The ECOA makes it unlawful for any creditor to discriminate against a debtor who has exercised any right under the Consumer Credit Protection Act. See 15 U.S.C. § 1691-1691f; 12 C.F.R. Pt. 202. The majority opinion correctly observes that a claim of this sort is analyzed under the burden allocation framework established for Title VII retaliation in employment claims. Consequently, to survive a 12(b)(6) dismissal motion Lewis was required to plead that he (1) engaged in a statutorily protected activity; (2) suffered an adverse credit action; and that (3) there is a causal connection between 1 and 2. See Johnson v. United States Dep’t of Health and Human Servs., 30 F.3d 45, 47 (6th Cir.1994). My colleagues think Lewis is “unable to make such a showing” primarily because they think he will be unable to prove that he suffered an adverse action since “the ECOA does not cover ‘[a]ny action ... relating to an *416account taken in connection with - default ] or delinquency.’” My brothers believe that Lewis has pleaded nothing more than a creditor taking a lawful “action to recover thousands of dollars in undisputed debt that the consumer refuses to honor.”

I respectfully disagree that the ECOA does not proscribe collection suits against defaulting debtors if such suits are filed for retaliatory purposes.

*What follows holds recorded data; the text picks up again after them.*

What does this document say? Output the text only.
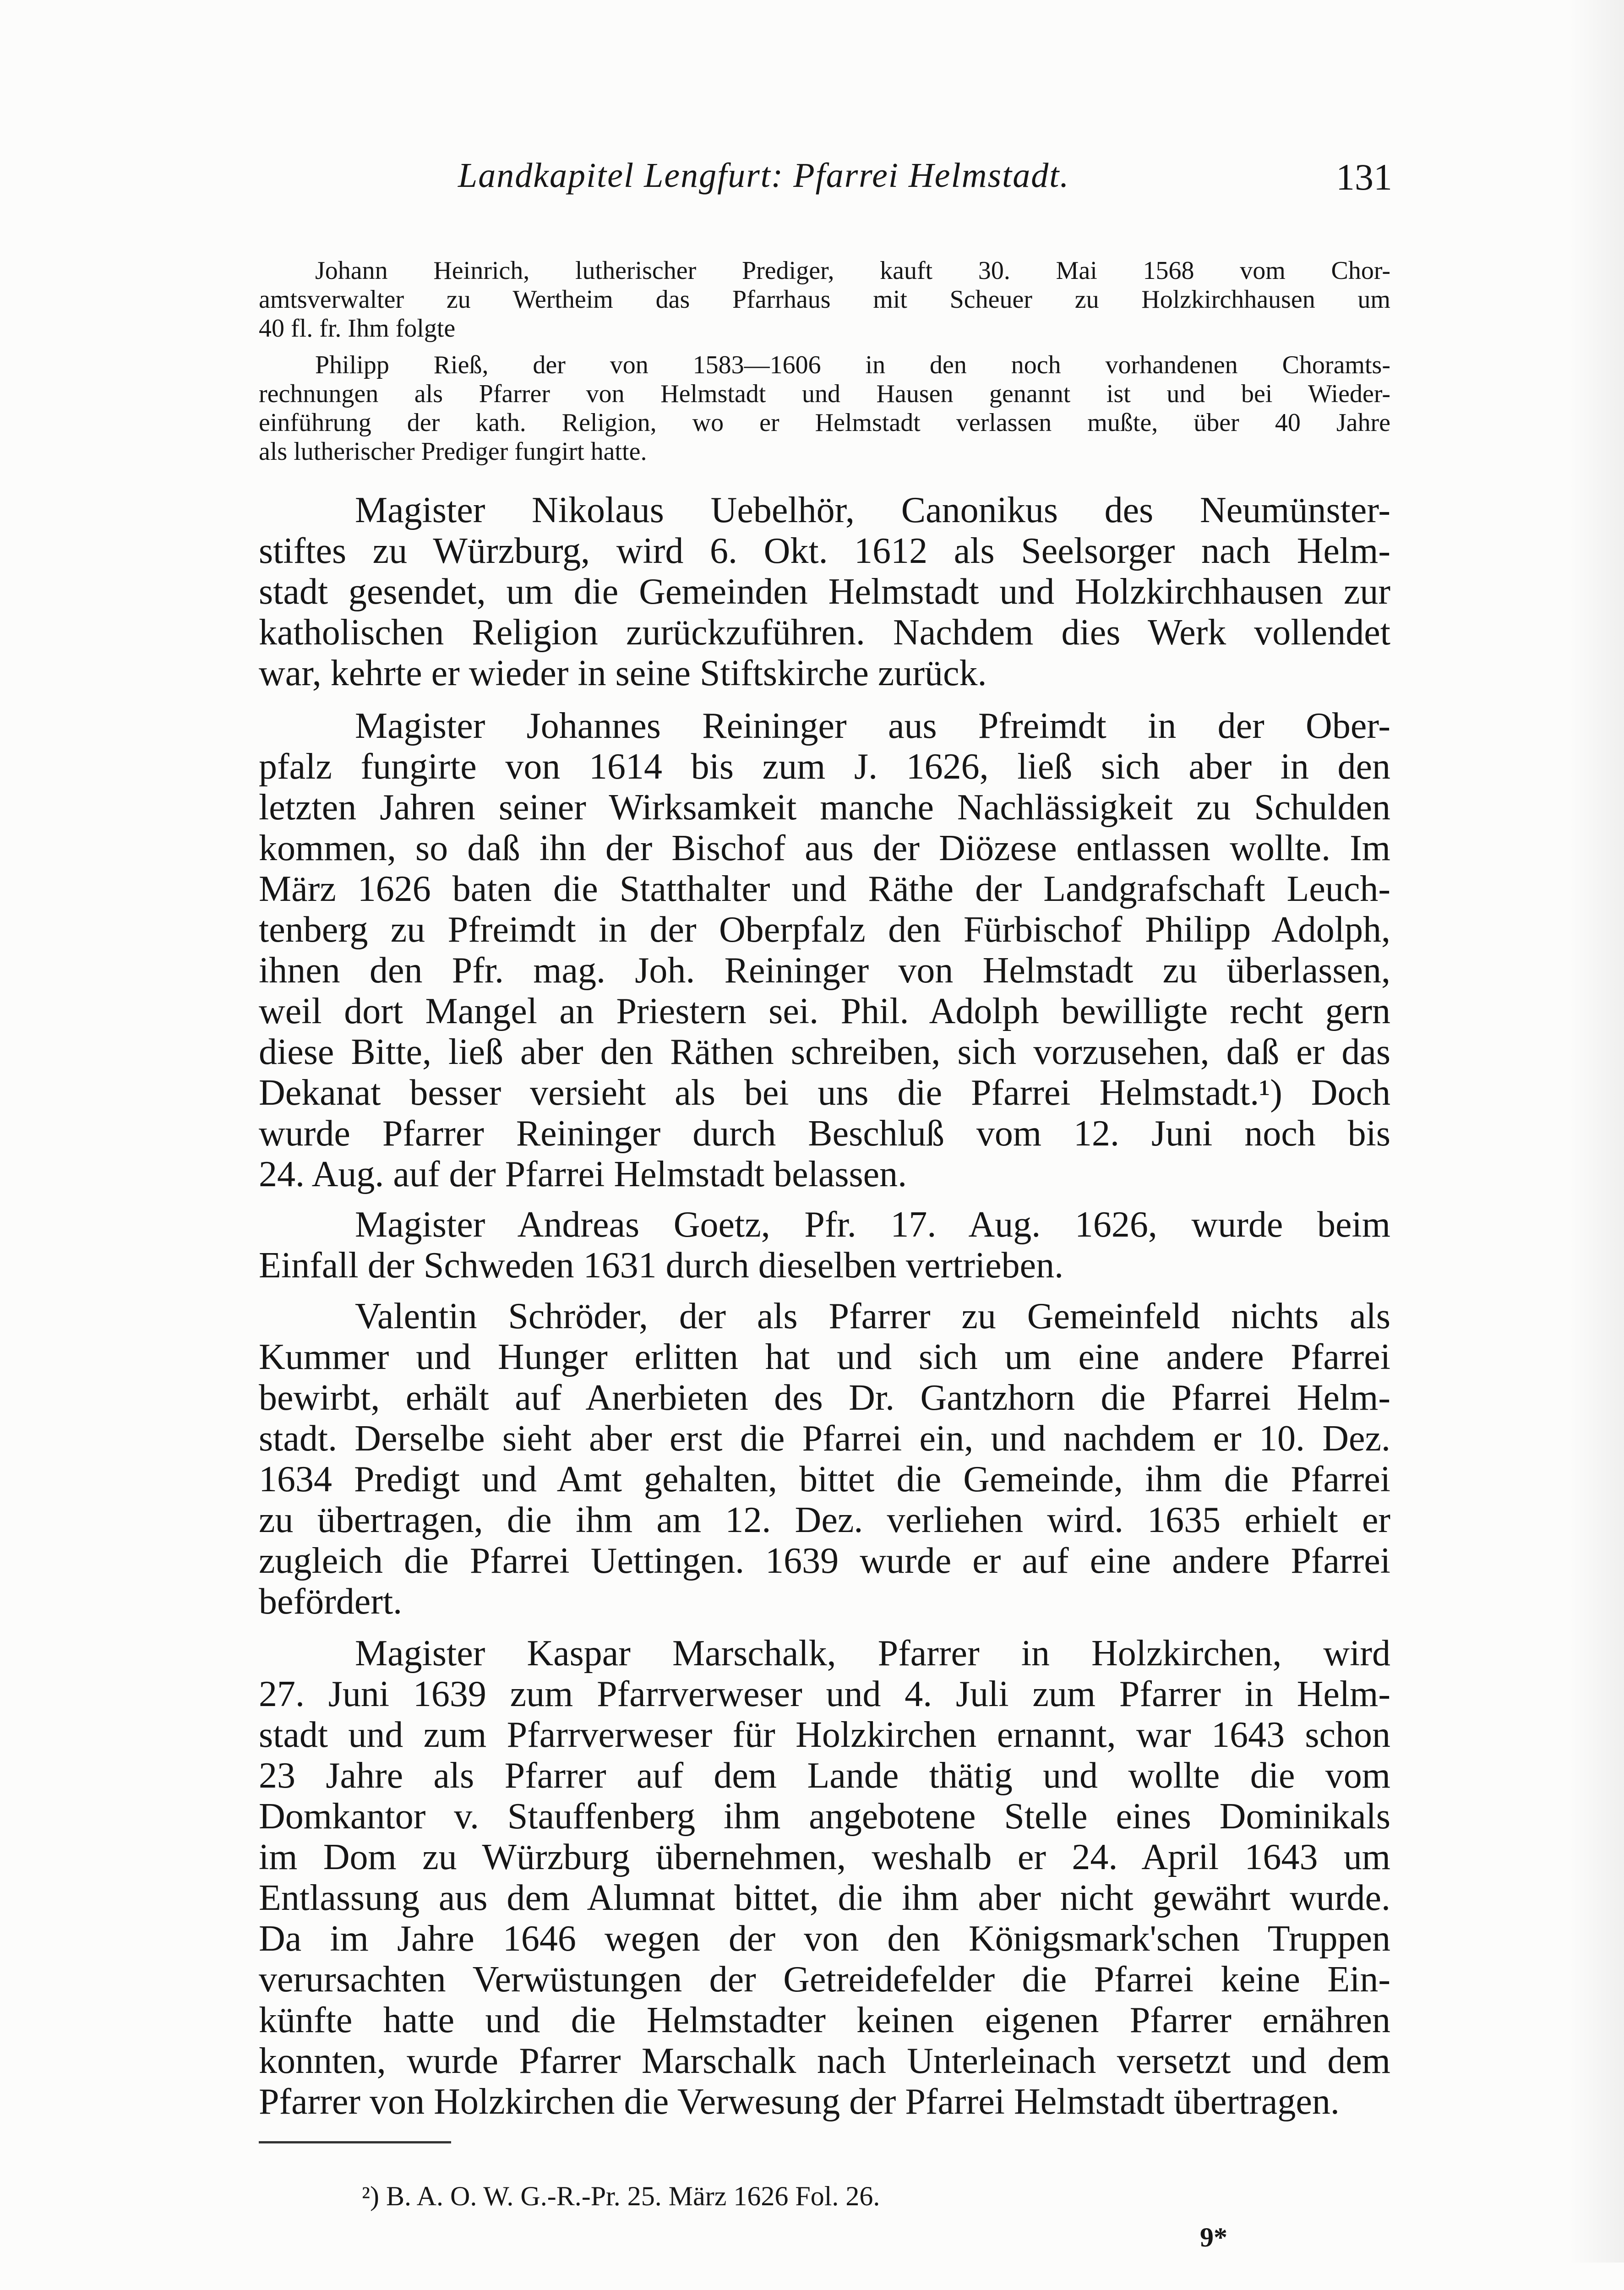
Landkapitel Lengfurt: Pfarrei Helmstadt.	131
Johann Heinrich, lutherischer Prediger, kauft 30. Mai 1568 vom Chor-
amtsverwalter zu Wertheim das Pfarrhaus mit Scheuer zu Holzkirchhausen um
40 fl. fr. Ihm folgte
Philipp Rieß, der von 1583—1606 in den noch vorhandenen Choramts-
rechnungen als Pfarrer von Helmstadt und Hausen genannt ist und bei Wieder-
einführung der kath. Religion, wo er Helmstadt verlassen mußte, über 40 Jahre
als lutherischer Prediger fungirt hatte.
Magister Nikolaus Uebelhör, Canonikus des Neumünster-
stiftes zu Würzburg, wird 6. Okt. 1612 als Seelsorger nach Helm-
stadt gesendet, um die Gemeinden Helmstadt und Holzkirchhausen zur
katholischen Religion zurückzuführen. Nachdem dies Werk vollendet
war, kehrte er wieder in seine Stiftskirche zurück.
Magister Johannes Reininger aus Pfreimdt in der Ober-
pfalz fungirte von 1614 bis zum J. 1626, ließ sich aber in den
letzten Jahren seiner Wirksamkeit manche Nachlässigkeit zu Schulden
kommen, so daß ihn der Bischof aus der Diözese entlassen wollte. Im
März 1626 baten die Statthalter und Räthe der Landgrafschaft Leuch-
tenberg zu Pfreimdt in der Oberpfalz den Fürbischof Philipp Adolph,
ihnen den Pfr. mag. Joh. Reininger von Helmstadt zu überlassen,
weil dort Mangel an Priestern sei. Phil. Adolph bewilligte recht gern
diese Bitte, ließ aber den Räthen schreiben, sich vorzusehen, daß er das
Dekanat besser versieht als bei uns die Pfarrei Helmstadt.¹) Doch
wurde Pfarrer Reininger durch Beschluß vom 12. Juni noch bis
24. Aug. auf der Pfarrei Helmstadt belassen.
Magister Andreas Goetz, Pfr. 17. Aug. 1626, wurde beim
Einfall der Schweden 1631 durch dieselben vertrieben.
Valentin Schröder, der als Pfarrer zu Gemeinfeld nichts als
Kummer und Hunger erlitten hat und sich um eine andere Pfarrei
bewirbt, erhält auf Anerbieten des Dr. Gantzhorn die Pfarrei Helm-
stadt. Derselbe sieht aber erst die Pfarrei ein, und nachdem er 10. Dez.
1634 Predigt und Amt gehalten, bittet die Gemeinde, ihm die Pfarrei
zu übertragen, die ihm am 12. Dez. verliehen wird. 1635 erhielt er
zugleich die Pfarrei Uettingen. 1639 wurde er auf eine andere Pfarrei
befördert.
Magister Kaspar Marschalk, Pfarrer in Holzkirchen, wird
27. Juni 1639 zum Pfarrverweser und 4. Juli zum Pfarrer in Helm-
stadt und zum Pfarrverweser für Holzkirchen ernannt, war 1643 schon
23 Jahre als Pfarrer auf dem Lande thätig und wollte die vom
Domkantor v. Stauffenberg ihm angebotene Stelle eines Dominikals
im Dom zu Würzburg übernehmen, weshalb er 24. April 1643 um
Entlassung aus dem Alumnat bittet, die ihm aber nicht gewährt wurde.
Da im Jahre 1646 wegen der von den Königsmark'schen Truppen
verursachten Verwüstungen der Getreidefelder die Pfarrei keine Ein-
künfte hatte und die Helmstadter keinen eigenen Pfarrer ernähren
konnten, wurde Pfarrer Marschalk nach Unterleinach versetzt und dem
Pfarrer von Holzkirchen die Verwesung der Pfarrei Helmstadt übertragen.
²) B. A. O. W. G.-R.-Pr. 25. März 1626 Fol. 26.
9*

In the first place, it is clear that the ECOA’s definition of an “adverse action” does not determine what constitutes discrimination for purposes of section 1691(a), but rather determines what actions require notice compliance under section 1691(d). Section 1691(a)(3) plainly makes unlawful a collection suit filed in retaliation for an FDCPA enforcement action. Whether Lewis could succeed in persuading a fact finder that the Columbus suit was filed for retaliatory purposes is another matter. It is possible, for example, that Lewis could prove that Amex is usually more patient with debtors and that Lewis was only subjected to the Columbus collection suit because he filed the Dayton suit. Lewis’s claim would be. very similar, for example, to an employment discrimination suit alleging retaliation for the filing of an EEOC charge where the complaining employee has a poor work history.

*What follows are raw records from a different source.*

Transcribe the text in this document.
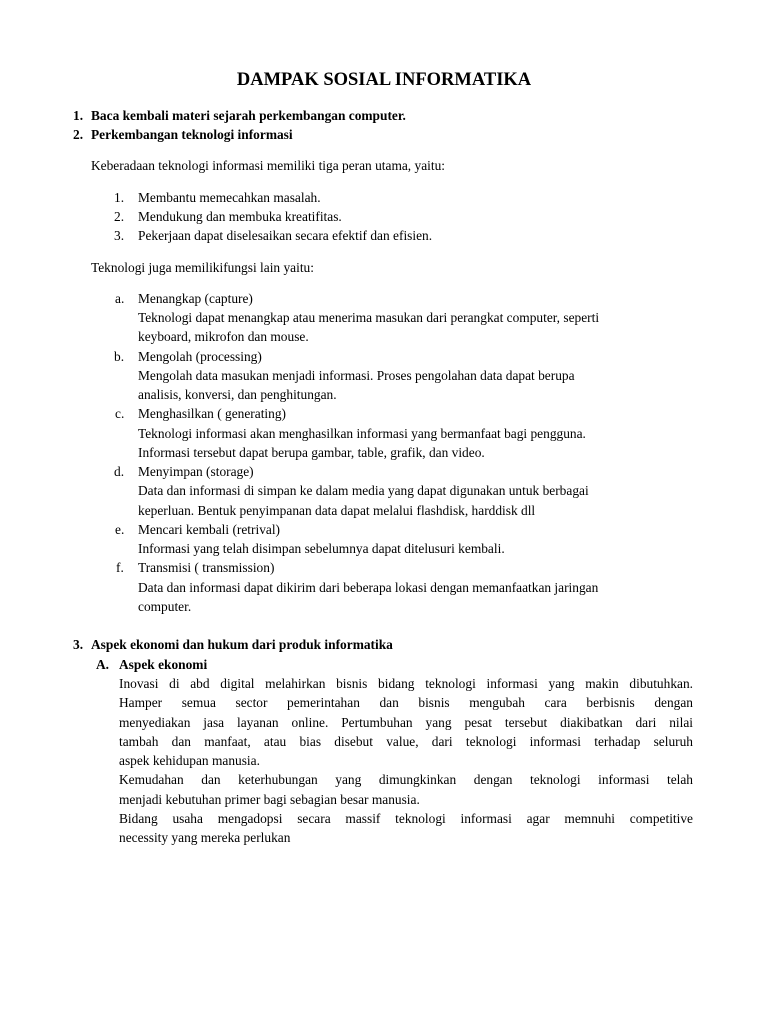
DAMPAK SOSIAL INFORMATIKA
1. Baca kembali materi sejarah perkembangan computer.
2. Perkembangan teknologi informasi
Keberadaan teknologi informasi memiliki tiga peran utama, yaitu:
1. Membantu memecahkan masalah.
2. Mendukung dan membuka kreatifitas.
3. Pekerjaan dapat diselesaikan secara efektif dan efisien.
Teknologi juga memilikifungsi lain yaitu:
a. Menangkap (capture)
Teknologi dapat menangkap atau menerima masukan dari perangkat computer, seperti
keyboard, mikrofon dan mouse.
b. Mengolah (processing)
Mengolah data masukan menjadi informasi. Proses pengolahan data dapat berupa
analisis, konversi, dan penghitungan.
c. Menghasilkan ( generating)
Teknologi informasi akan menghasilkan informasi yang bermanfaat bagi pengguna.
Informasi tersebut dapat berupa gambar, table, grafik, dan video.
d. Menyimpan (storage)
Data dan informasi di simpan ke dalam media yang dapat digunakan untuk berbagai
keperluan. Bentuk penyimpanan data dapat melalui flashdisk, harddisk dll
e. Mencari kembali (retrival)
Informasi yang telah disimpan sebelumnya dapat ditelusuri kembali.
f. Transmisi ( transmission)
Data dan informasi dapat dikirim dari beberapa lokasi dengan memanfaatkan jaringan
computer.
3. Aspek ekonomi dan hukum dari produk informatika
A. Aspek ekonomi
Inovasi di abd digital melahirkan bisnis bidang teknologi informasi yang makin dibutuhkan.
Hamper semua sector pemerintahan dan bisnis mengubah cara berbisnis dengan
menyediakan jasa layanan online. Pertumbuhan yang pesat tersebut diakibatkan dari nilai
tambah dan manfaat, atau bias disebut value, dari teknologi informasi terhadap seluruh
aspek kehidupan manusia.
Kemudahan dan keterhubungan yang dimungkinkan dengan teknologi informasi telah
menjadi kebutuhan primer bagi sebagian besar manusia.
Bidang usaha mengadopsi secara massif teknologi informasi agar memnuhi competitive
necessity yang mereka perlukan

The district court reasoned that Lewis had not pleaded the existence of similarly situated debtors who had not been sued by Amex. But it is not necessary in order to plead a retaliation claim that Lewis plead even more facts than are necessary to establish a prima facie ease of unlawful retaliation.

The question is not, as the majority apparently thinks it is, whether ACB has the right to sue to collect on a debt; clearly it has. The question is whether Lewis can prove that the suit to collect on the debt was filed in retaliation for exercising his protected right. It may well be that Lewis could not prove the causal connection necessary to prevail on a retaliation charge, yet under Rule 12(b)(6), the inquiry concerns whether Lewis could establish his ease under any set of facts. To me, it is clear that it is possible that he could do so.

There are other conclusions in the majority opinion with which I disagree, but those I have discussed are the most serious, and no useful purpose will be served by elucidating the rest.

I would reverse the judgment of the district court and allow the case to be decided by the trier of fact on the evidence.